Une richesse pour les besoins de demain

Aujourd'hui, le consommateur demande des tomates, des poivrons au goût plus prononcé. L'environnement préoccupe : nos aubergines doivent être moins gourmandes en engrais et pesticides. Demain, ou dans 50 ou 100 ans, qui sait quels seront les besoins, les demandes des consommateurs et des producteurs ? Quelles tomates, quelles aubergines souhaiteront-ils ? Nous ne pouvons pas l'imaginer ! Mais nous devons nous y préparer dès aujourd'hui : les générations futures seront, elles aussi, bénéficiaires de ce travail patient de conservation et de régénération. *Inra : Institut National de la Recherche Agronomique **Geves : Groupe d'Etudes des Variétés et des Semences ***Cirad : Centre de coopération Internationale en Recherche Agronomique pour le Développement
Le poivron n'existe pas à l'état sauvage : en réalité, ce légume est tout simplement un piment doux. Au fil des années, les hommes ont sélectionné le poivron et ont réussi à lui faire perdre le caractère brulant de ses ancêtres. Le piment, originaire d'Amérique, arrive en Europe en même temps que la tomate, dans les bateaux des conquistadors. Il s'agit alors surtout de petits fruits triangulaires ou allongés. En raison de son piquant, le mot « poivre » est souvent utilisé à l'époque pour désigner certaines variétés de piment : « poivre du Brésil », « poivre de Guinée »... Ainsi, le mot « poivron » serait tout simplement la contraction de « poivre long ».
De très nombreuses plantes de la famille des Solanacées ont marqué fortement l'histoire humaine. Parmi les comestibles, citons bien sûr la tomate, le poivron, l'aubergine mais aussi la pomme de terre ou encore, moins connu, le délicat physalis. Non comestible cette fois, citons le tabac, trop célèbre sans doute, dont certaines variétés trouveront bonne place au jardin d'ornement, tout comme le pétunia, le datura, elles aussi de la même famille. La mandragore, la jusquiame, la belladone, sont quant à elles de troublantes cousines et de réelles empoisonneuses.
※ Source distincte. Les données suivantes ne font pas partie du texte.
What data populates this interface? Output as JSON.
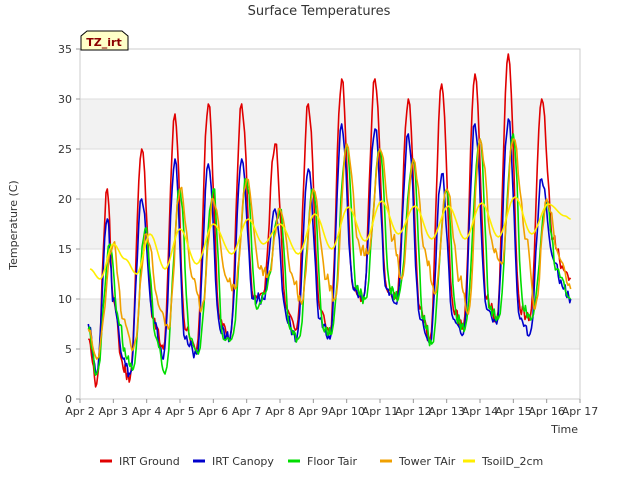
{
  "chart_data": {
    "type": "line",
    "title": "Surface Temperatures",
    "xlabel": "Time",
    "ylabel": "Temperature (C)",
    "site_label": "TZ_irt",
    "ylim": [
      0,
      35
    ],
    "xlim": [
      0,
      15
    ],
    "y_ticks": [
      0,
      5,
      10,
      15,
      20,
      25,
      30,
      35
    ],
    "x_ticks": [
      "Apr 2",
      "Apr 3",
      "Apr 4",
      "Apr 5",
      "Apr 6",
      "Apr 7",
      "Apr 8",
      "Apr 9",
      "Apr 10",
      "Apr 11",
      "Apr 12",
      "Apr 13",
      "Apr 14",
      "Apr 15",
      "Apr 16",
      "Apr 17"
    ],
    "grid": true,
    "legend_position": "bottom",
    "series": [
      {
        "name": "IRT Ground",
        "color": "#e00000",
        "x": [
          0.25,
          0.5,
          0.82,
          1.0,
          1.3,
          1.5,
          1.85,
          2.2,
          2.5,
          2.85,
          3.15,
          3.5,
          3.85,
          4.2,
          4.5,
          4.85,
          5.2,
          5.5,
          5.85,
          6.2,
          6.5,
          6.85,
          7.2,
          7.5,
          7.85,
          8.2,
          8.5,
          8.85,
          9.2,
          9.5,
          9.85,
          10.2,
          10.5,
          10.85,
          11.2,
          11.5,
          11.85,
          12.2,
          12.5,
          12.85,
          13.2,
          13.5,
          13.85,
          14.2,
          14.5,
          14.72
        ],
        "y": [
          6,
          1.5,
          21,
          10,
          3,
          2,
          25,
          8,
          5,
          28.5,
          7,
          5,
          29.5,
          8,
          6,
          29.5,
          10,
          10.5,
          25.5,
          9,
          7,
          29.5,
          9,
          6.5,
          32,
          11,
          10,
          32,
          11,
          10,
          30,
          9,
          6,
          31.5,
          9,
          7,
          32.5,
          10,
          8,
          34.5,
          9,
          8,
          30,
          16,
          13,
          12
        ]
      },
      {
        "name": "IRT Canopy",
        "color": "#0000cc",
        "x": [
          0.25,
          0.5,
          0.82,
          1.0,
          1.3,
          1.5,
          1.85,
          2.2,
          2.5,
          2.85,
          3.15,
          3.5,
          3.85,
          4.2,
          4.5,
          4.85,
          5.2,
          5.5,
          5.85,
          6.2,
          6.5,
          6.85,
          7.2,
          7.5,
          7.85,
          8.2,
          8.5,
          8.85,
          9.2,
          9.5,
          9.85,
          10.2,
          10.5,
          10.85,
          11.2,
          11.5,
          11.85,
          12.2,
          12.5,
          12.85,
          13.2,
          13.5,
          13.85,
          14.2,
          14.5,
          14.72
        ],
        "y": [
          7.5,
          2.5,
          18,
          10,
          4,
          2.5,
          20,
          8,
          4,
          24,
          6,
          4.5,
          23.5,
          7,
          6,
          24,
          10,
          10,
          19,
          8,
          6,
          23,
          8,
          6,
          27.5,
          11,
          10,
          27,
          11,
          9.5,
          26.5,
          8,
          5.5,
          22.5,
          8,
          6.5,
          27.5,
          9,
          7.5,
          28,
          8,
          6.5,
          22,
          14,
          11,
          10
        ]
      },
      {
        "name": "Floor Tair",
        "color": "#00dd00",
        "x": [
          0.25,
          0.5,
          0.9,
          1.15,
          1.4,
          1.6,
          1.95,
          2.3,
          2.55,
          3.0,
          3.3,
          3.55,
          4.0,
          4.3,
          4.55,
          5.0,
          5.3,
          5.55,
          6.0,
          6.3,
          6.55,
          7.0,
          7.3,
          7.55,
          8.0,
          8.3,
          8.55,
          9.0,
          9.3,
          9.55,
          10.0,
          10.3,
          10.55,
          11.0,
          11.3,
          11.55,
          12.0,
          12.3,
          12.55,
          13.0,
          13.3,
          13.55,
          14.0,
          14.3,
          14.72
        ],
        "y": [
          7,
          2.5,
          15.5,
          8,
          4,
          3,
          17,
          6,
          2.5,
          21,
          6,
          4.5,
          21,
          6,
          6,
          22,
          9,
          10.5,
          19,
          7,
          6,
          21,
          7,
          6.5,
          25.5,
          11,
          10,
          25,
          11,
          10,
          24,
          8,
          5.5,
          21,
          8,
          7,
          26,
          9,
          8,
          26.5,
          9,
          8,
          19.5,
          13,
          10
        ]
      },
      {
        "name": "Tower TAir",
        "color": "#f0a000",
        "x": [
          0.25,
          0.5,
          1.0,
          1.3,
          1.6,
          2.0,
          2.4,
          2.65,
          3.0,
          3.4,
          3.65,
          4.0,
          4.4,
          4.65,
          5.0,
          5.4,
          5.65,
          6.0,
          6.4,
          6.65,
          7.0,
          7.4,
          7.65,
          8.0,
          8.4,
          8.65,
          9.0,
          9.4,
          9.65,
          10.0,
          10.4,
          10.65,
          11.0,
          11.4,
          11.65,
          12.0,
          12.4,
          12.65,
          13.0,
          13.4,
          13.65,
          14.0,
          14.4,
          14.72
        ],
        "y": [
          7,
          4,
          15.5,
          8,
          5,
          16.5,
          9,
          7,
          21,
          12,
          9,
          20,
          12,
          11,
          22,
          13,
          12.5,
          19,
          12,
          9.5,
          21,
          12,
          10,
          25.5,
          15,
          14.5,
          25,
          16,
          12,
          24,
          14,
          10.5,
          21,
          12,
          8.5,
          26,
          15,
          13.5,
          26,
          16,
          9,
          20,
          14,
          11
        ]
      },
      {
        "name": "TsoilD_2cm",
        "color": "#ffee00",
        "x": [
          0.3,
          0.6,
          1.0,
          1.35,
          1.7,
          2.1,
          2.55,
          3.0,
          3.5,
          4.0,
          4.55,
          5.05,
          5.5,
          6.0,
          6.55,
          7.05,
          7.55,
          8.05,
          8.55,
          9.05,
          9.55,
          10.05,
          10.55,
          11.05,
          11.55,
          12.05,
          12.55,
          13.05,
          13.55,
          14.05,
          14.55,
          14.72
        ],
        "y": [
          13,
          12,
          15.5,
          14,
          12.5,
          16.5,
          13,
          17,
          13.5,
          17.5,
          14.5,
          18,
          15.5,
          17.5,
          14.5,
          18.5,
          15,
          19.2,
          15.8,
          19.8,
          16.5,
          19.3,
          16,
          19.3,
          16,
          19.6,
          16.2,
          20.2,
          16.5,
          19.5,
          18.3,
          18
        ]
      }
    ]
  }
}
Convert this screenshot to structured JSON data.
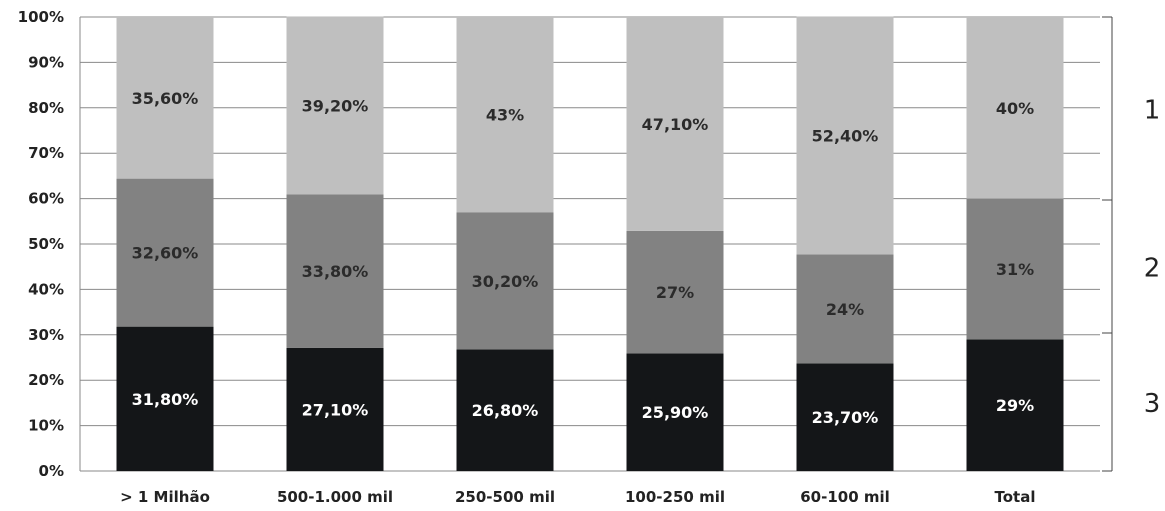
{
  "chart_data": {
    "type": "bar",
    "stacked": true,
    "categories": [
      "> 1 Milhão",
      "500-1.000 mil",
      "250-500 mil",
      "100-250 mil",
      "60-100 mil",
      "Total"
    ],
    "series": [
      {
        "values": [
          31.8,
          27.1,
          26.8,
          25.9,
          23.7,
          29
        ],
        "labels": [
          "31,80%",
          "27,10%",
          "26,80%",
          "25,90%",
          "23,70%",
          "29%"
        ],
        "color": "#141618",
        "label_color": "#ffffff"
      },
      {
        "values": [
          32.6,
          33.8,
          30.2,
          27,
          24,
          31
        ],
        "labels": [
          "32,60%",
          "33,80%",
          "30,20%",
          "27%",
          "24%",
          "31%"
        ],
        "color": "#828282",
        "label_color": "#2b2b2b"
      },
      {
        "values": [
          35.6,
          39.2,
          43,
          47.1,
          52.4,
          40
        ],
        "labels": [
          "35,60%",
          "39,20%",
          "43%",
          "47,10%",
          "52,40%",
          "40%"
        ],
        "color": "#bfbfbf",
        "label_color": "#2b2b2b"
      }
    ],
    "ylim": [
      0,
      100
    ],
    "yticks": [
      "0%",
      "10%",
      "20%",
      "30%",
      "40%",
      "50%",
      "60%",
      "70%",
      "80%",
      "90%",
      "100%"
    ],
    "grid": true,
    "right_axis_labels": [
      "1",
      "2",
      "3"
    ]
  }
}
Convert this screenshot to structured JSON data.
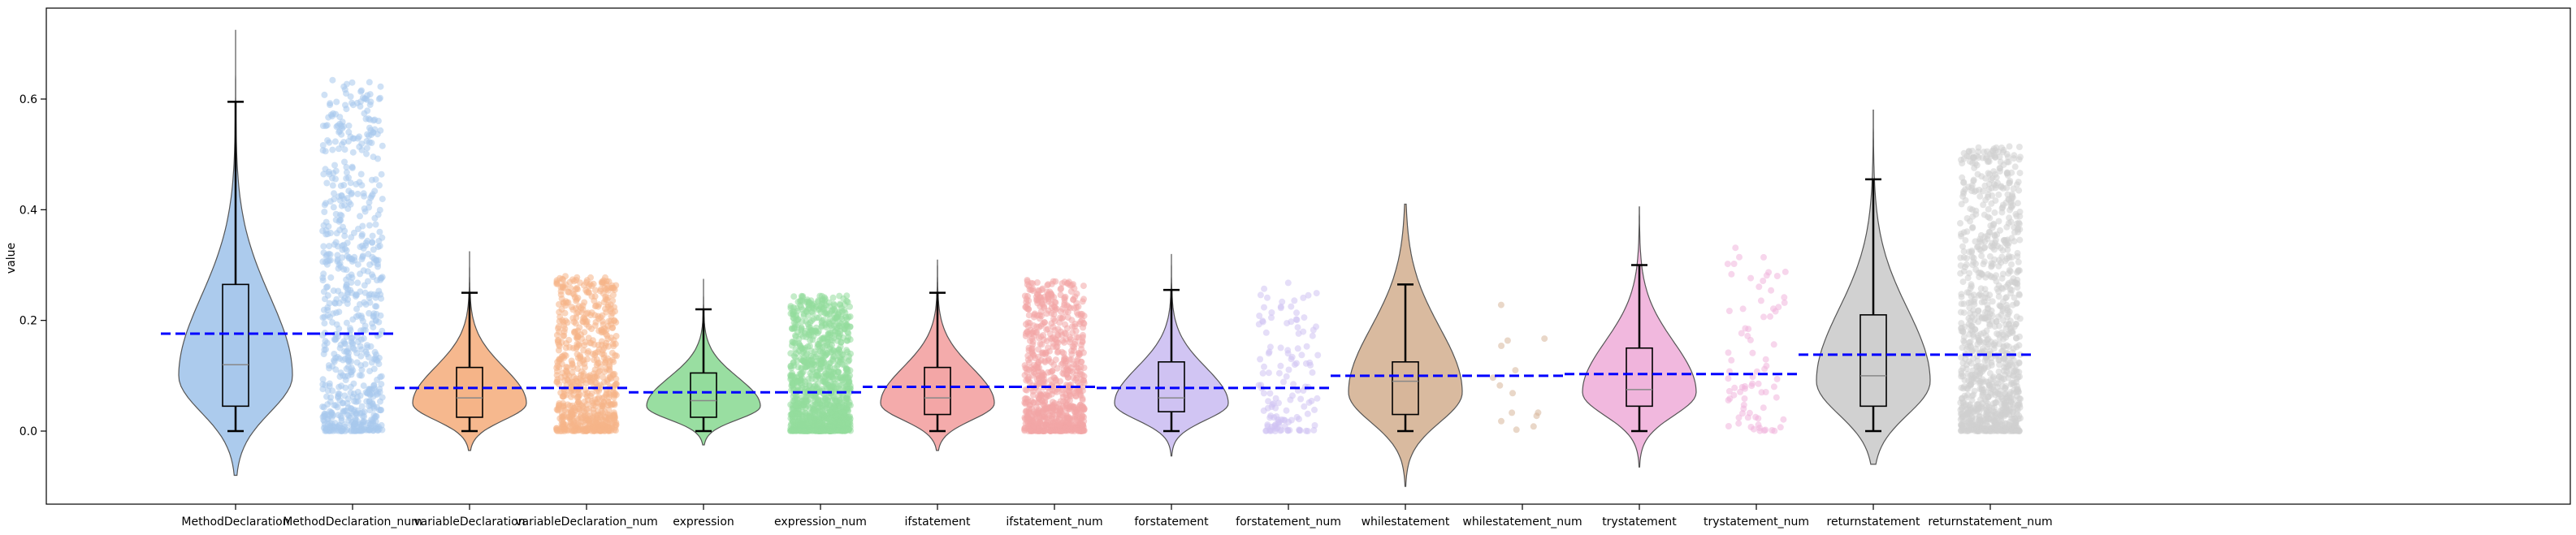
{
  "chart_data": {
    "type": "violin",
    "ylabel": "value",
    "xlabel": "",
    "ylim": [
      -0.135,
      0.765
    ],
    "yticks": [
      0.0,
      0.2,
      0.4,
      0.6
    ],
    "ytick_labels": [
      "0.0",
      "0.2",
      "0.4",
      "0.6"
    ],
    "categories": [
      "MethodDeclaration",
      "MethodDeclaration_num",
      "variableDeclaration",
      "variableDeclaration_num",
      "expression",
      "expression_num",
      "ifstatement",
      "ifstatement_num",
      "forstatement",
      "forstatement_num",
      "whilestatement",
      "whilestatement_num",
      "trystatement",
      "trystatement_num",
      "returnstatement",
      "returnstatement_num"
    ],
    "groups": [
      {
        "name": "MethodDeclaration",
        "color": "#a8c8ec",
        "mean": 0.176,
        "violin": {
          "min": -0.08,
          "max": 0.725,
          "peak": 0.1,
          "spread": 0.11
        },
        "box": {
          "whisker_low": 0.0,
          "q1": 0.045,
          "median": 0.12,
          "q3": 0.265,
          "whisker_high": 0.595
        },
        "scatter": {
          "low": 0.0,
          "high": 0.635,
          "count": 700
        }
      },
      {
        "name": "variableDeclaration",
        "color": "#f5b488",
        "mean": 0.078,
        "violin": {
          "min": -0.035,
          "max": 0.325,
          "peak": 0.05,
          "spread": 0.05
        },
        "box": {
          "whisker_low": 0.0,
          "q1": 0.025,
          "median": 0.06,
          "q3": 0.115,
          "whisker_high": 0.25
        },
        "scatter": {
          "low": 0.0,
          "high": 0.28,
          "count": 700
        }
      },
      {
        "name": "expression",
        "color": "#93dc9c",
        "mean": 0.07,
        "violin": {
          "min": -0.025,
          "max": 0.275,
          "peak": 0.045,
          "spread": 0.04
        },
        "box": {
          "whisker_low": 0.0,
          "q1": 0.025,
          "median": 0.055,
          "q3": 0.105,
          "whisker_high": 0.22
        },
        "scatter": {
          "low": 0.0,
          "high": 0.245,
          "count": 1100
        }
      },
      {
        "name": "ifstatement",
        "color": "#f3a6a6",
        "mean": 0.08,
        "violin": {
          "min": -0.035,
          "max": 0.31,
          "peak": 0.05,
          "spread": 0.05
        },
        "box": {
          "whisker_low": 0.0,
          "q1": 0.03,
          "median": 0.06,
          "q3": 0.115,
          "whisker_high": 0.25
        },
        "scatter": {
          "low": 0.0,
          "high": 0.275,
          "count": 800
        }
      },
      {
        "name": "forstatement",
        "color": "#cfc2f2",
        "mean": 0.078,
        "violin": {
          "min": -0.045,
          "max": 0.32,
          "peak": 0.05,
          "spread": 0.05
        },
        "box": {
          "whisker_low": 0.0,
          "q1": 0.035,
          "median": 0.06,
          "q3": 0.125,
          "whisker_high": 0.255
        },
        "scatter": {
          "low": 0.0,
          "high": 0.27,
          "count": 130
        }
      },
      {
        "name": "whilestatement",
        "color": "#d7b69a",
        "mean": 0.1,
        "violin": {
          "min": -0.1,
          "max": 0.41,
          "peak": 0.07,
          "spread": 0.09
        },
        "box": {
          "whisker_low": 0.0,
          "q1": 0.03,
          "median": 0.09,
          "q3": 0.125,
          "whisker_high": 0.265
        },
        "scatter": {
          "low": 0.0,
          "high": 0.31,
          "count": 14
        }
      },
      {
        "name": "trystatement",
        "color": "#f0b4dc",
        "mean": 0.103,
        "violin": {
          "min": -0.065,
          "max": 0.405,
          "peak": 0.07,
          "spread": 0.07
        },
        "box": {
          "whisker_low": 0.0,
          "q1": 0.045,
          "median": 0.075,
          "q3": 0.15,
          "whisker_high": 0.3
        },
        "scatter": {
          "low": 0.0,
          "high": 0.34,
          "count": 80
        }
      },
      {
        "name": "returnstatement",
        "color": "#cfcfcf",
        "mean": 0.138,
        "violin": {
          "min": -0.06,
          "max": 0.58,
          "peak": 0.09,
          "spread": 0.1
        },
        "box": {
          "whisker_low": 0.0,
          "q1": 0.045,
          "median": 0.1,
          "q3": 0.21,
          "whisker_high": 0.455
        },
        "scatter": {
          "low": 0.0,
          "high": 0.515,
          "count": 1000
        }
      }
    ],
    "mean_line_color": "#0000ff",
    "grid": false,
    "legend": "none"
  }
}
C'est d'ailleurs en raison de sa parenté avec la mandragore que la tomate dut patienter avant que les savants européens lui donnent une place sur les tables. Toutes les Solanacées contiennent, il est vrai, des alcaloïdes et à ce titre, sont vénéneuses à un moment donné de leur développement : il faut par exemple éviter de consommer la partie verte des pommes de terre.
Tandis que tomates et piments sont venus d'Amérique au XVIme siècle, l'aubergine est originaire du continent asiatique. Sa culture débute en Inde et en Birmanie il y a moins de trois millénaires. Elle est ensuite adoptée en Chine et finit par débarquer sur les côtes méditerranéennes en même temps que l'islam : l'Egypte, le Maghreb, l'Andalousie découvrent l'aubergine sans doute aux alentours du 9ème siècle. Après avoir conquis et enrichi la cuisine de ces régions, la voilà, au 16ème siècle, en route vers le nouveau monde : séchée, elle sert de nourriture aux conquistadors pendant leur long voyage en bateau ! Elle trouvera d'ailleurs aux Antilles un climat qui lui convient parfaitement. En Europe, malgré son triomphe andalou, elle ne plaît pas partout : on la trouve trop amère ou trop âcre. Elle a tendance à noircir une fois coupée et pelée : on la soupçonne de maléfices, on la confond avec sa proche parente, la mandragore. En région parisienne où les jardins la découvrent au début du XIXème siècle, on ne lui accorde pas beaucoup d'attention en cuisine. Ce n'est qu'au cours de ces trente dernières années qu'elle conquiert enfin nos fourneaux.